Accurate detection and recognition of soft, hard, thin or thick layers is desirable in many applications using an installable fuze having a sensor and associated electronics therein. As such, there is a continued desire to improve the penetrator systems used in weapons so as to increase their accuracy in determining their arrival at a desired location by eliminating or reducing noise affecting the sensor's detection capabilities, particularly caused by mechanical amplification experienced at impact and during penetration.
Accordingly, it is desirable to provide a mounting structure that efficiently locks, reliably loads and robustly secures an installable fuze into a fuze well of a penetrator in the form of a projectable device. It would also be of advantage to provide a mounting structure for a fuze that effectively reduces the mechanical amplification caused by high impact and penetration shock.
Accordingly, in one embodiment of the invention a fuze mounting includes one or more fasteners, a fuze well and a fuze coupled to the fuze well by the one or more fasteners.
In embodiments of the invention, a fuze mounting assembly for a penetrating weapon in the form of a projectable device is provided, the assembly including fasteners, a fuze well and a fuze. The fuze includes an integral bolt flange for securing to the fuze well with the fasteners, wherein an amplification of acceleration of less than 3.0 is satisfied when the projectable device is subjected to impact and penetration shock.
In still other embodiments, a projectable device having the fuze is provided.
In yet another embodiment, a penetrating weapon in the form of a projectable device is provided.
In a further embodiment, a method for mounting a fuze is also provided.
Other advantages and features of the invention will become apparent when viewed in light of the detailed description of the various embodiments of the invention when taken in conjunction with the attached drawings and appended claims.
In embodiments of the invention, a fuze mounting for a penetrator configured as a projectable device is provided that robustly reduces mechanical amplification caused by impact or penetration shock. Also, the fuze mounting efficiently locks, reliably loads and robustly secures an installable fuze into a fuze well of such a projectable device.
In other embodiments of the invention, a fuze mounting assembly of a penetrating weapon configured as a projectable device that includes fasteners, a fuze well and a fuze is provided. The fuze includes an integral bolt flange for securing to the fuze well with the fasteners, in order to satisfy an amplification of acceleration of less than 3.0, which is satisfied when the projectable device is subjected to impact and penetration shock.
The fuze 34 includes a fuze housing 36 for receiving the components thereof, such as an exploding foil initiator (“EFI”) 38, fuze electronics 40, fuze acceleration sensor 42, and lead charge 44 to name a few, without limitation. Conventionally, the components within the fuze 34 may be securely fastened or potted in accordance with customary practice known to one of ordinary skill in the art. As embodiments of the invention as disclosed and claimed herein are directed to fuze mountings, no further discussion is made regarding the components contained within the fuze 34 and the description that follows will focus primarily upon fuze mounting and the use and characteristics thereof.
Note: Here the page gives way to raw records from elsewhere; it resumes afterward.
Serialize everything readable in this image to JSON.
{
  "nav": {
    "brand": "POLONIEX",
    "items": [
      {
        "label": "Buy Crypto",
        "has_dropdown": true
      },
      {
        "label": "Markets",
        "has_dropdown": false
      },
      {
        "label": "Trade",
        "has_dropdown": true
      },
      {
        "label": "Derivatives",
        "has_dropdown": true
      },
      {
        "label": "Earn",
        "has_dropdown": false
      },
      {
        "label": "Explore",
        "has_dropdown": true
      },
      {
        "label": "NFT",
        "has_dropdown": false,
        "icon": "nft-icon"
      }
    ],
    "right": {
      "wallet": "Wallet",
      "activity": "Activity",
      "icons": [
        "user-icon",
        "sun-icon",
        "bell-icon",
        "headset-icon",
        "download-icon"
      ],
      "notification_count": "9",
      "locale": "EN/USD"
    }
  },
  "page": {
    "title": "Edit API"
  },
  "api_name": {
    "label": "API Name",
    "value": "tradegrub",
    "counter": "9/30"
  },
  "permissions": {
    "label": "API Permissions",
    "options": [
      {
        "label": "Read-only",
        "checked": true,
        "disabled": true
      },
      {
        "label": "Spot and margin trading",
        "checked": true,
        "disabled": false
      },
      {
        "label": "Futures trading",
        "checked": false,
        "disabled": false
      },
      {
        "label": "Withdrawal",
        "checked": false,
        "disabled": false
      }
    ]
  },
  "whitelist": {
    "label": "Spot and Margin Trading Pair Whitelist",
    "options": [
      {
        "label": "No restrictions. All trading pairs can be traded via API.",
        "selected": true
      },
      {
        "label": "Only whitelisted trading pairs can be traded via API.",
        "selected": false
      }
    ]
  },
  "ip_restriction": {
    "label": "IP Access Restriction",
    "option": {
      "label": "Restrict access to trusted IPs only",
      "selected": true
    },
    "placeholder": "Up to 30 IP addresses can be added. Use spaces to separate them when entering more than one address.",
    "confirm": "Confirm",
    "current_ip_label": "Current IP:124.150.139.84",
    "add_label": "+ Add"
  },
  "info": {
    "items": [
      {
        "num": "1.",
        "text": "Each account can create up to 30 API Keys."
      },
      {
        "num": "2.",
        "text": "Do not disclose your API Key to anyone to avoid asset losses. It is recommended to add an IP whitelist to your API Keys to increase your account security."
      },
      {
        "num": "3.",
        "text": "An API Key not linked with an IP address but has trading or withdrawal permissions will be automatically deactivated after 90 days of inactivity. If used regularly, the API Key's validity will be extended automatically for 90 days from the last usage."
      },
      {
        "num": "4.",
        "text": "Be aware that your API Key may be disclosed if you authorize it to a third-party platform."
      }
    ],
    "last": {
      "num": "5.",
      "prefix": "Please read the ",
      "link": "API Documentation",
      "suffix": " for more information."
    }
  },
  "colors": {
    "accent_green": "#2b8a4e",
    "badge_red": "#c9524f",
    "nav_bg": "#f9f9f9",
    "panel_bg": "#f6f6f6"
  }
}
The fuze housing 36 includes a wall 46, an aft end 48 and a front end 50. The wall 46 is generally cylindrical, having two ends. While the fuze 34 is generally cylindrical, other shapes, including conic or rectilinear shapes, may be utilized advantageously in order to be consistent with the scope of the invention. The aft end 48, in this embodiment, is integrally formed with the wall 46. However, it is recognized that the aft end 48 may be a separate material piece that is removably connectable to the wall 46 by threads, bolting, or a lock ring (not shown), for example, without limitation. The front end 50, in this embodiment, is secured to the opposite end of the wall 46 by threads (not shown), such that the components of the fuze 34 may be installed therein. The front end 50 may be secured by welding or may also be integral with the wall 46, for example, without limitation. The front end 50 and the aft end 48 may include openings or recesses to facilitate mounting of the components of fuze 34 therein or to facilitate proper operation of the fuze 34 during abnormal or upset conditions, as is understood by those of ordinary skill in the art.
The fuze housing 36 of the fuze 34 further includes an integral bolt flange 52 that extends annularly around an outer surface 47 of the wall 46. The flange 52 in this embodiment is located at the aft end 48 of the wall 46, but it is recognized that the flange 52 may radially extend about the outer surface 47 anywhere along the axial direction of the wall 46. The flange 52 includes mounting holes 54 for receiving a like number of fasteners 56. The fasteners 56 are securable to threaded holes 57 of fuze well 32, symmetrically positioned about an aft closure plate or flange seating portion 58 located on the fuze well 32 of the warhead. The fasteners 56 rigidly secure the flange 52 of the fuze 34 to the flange seating portion 58 of the fuze well 32. In this regard, the fasteners 56 enable the direct coupling of the fuze 34 with the fuze well 32 to eliminate or reduce mechanical amplification that would otherwise be caused by multiple mechanical interfaces, as described above with respect to conventional fuze mounting structures. With sufficient loading by the fasteners 56, the flange 52 and flange seating portion 58 provide a nearly unitary connection that exhibits a substantially reduced susceptibility to mechanical amplification.
Optionally, the fuze types known as HTSF or MEHTF may be modified to incorporate the features of the invention. Specifically, an integral flange may be included with HTSF or MEHTF fuze types, for example, without limitation.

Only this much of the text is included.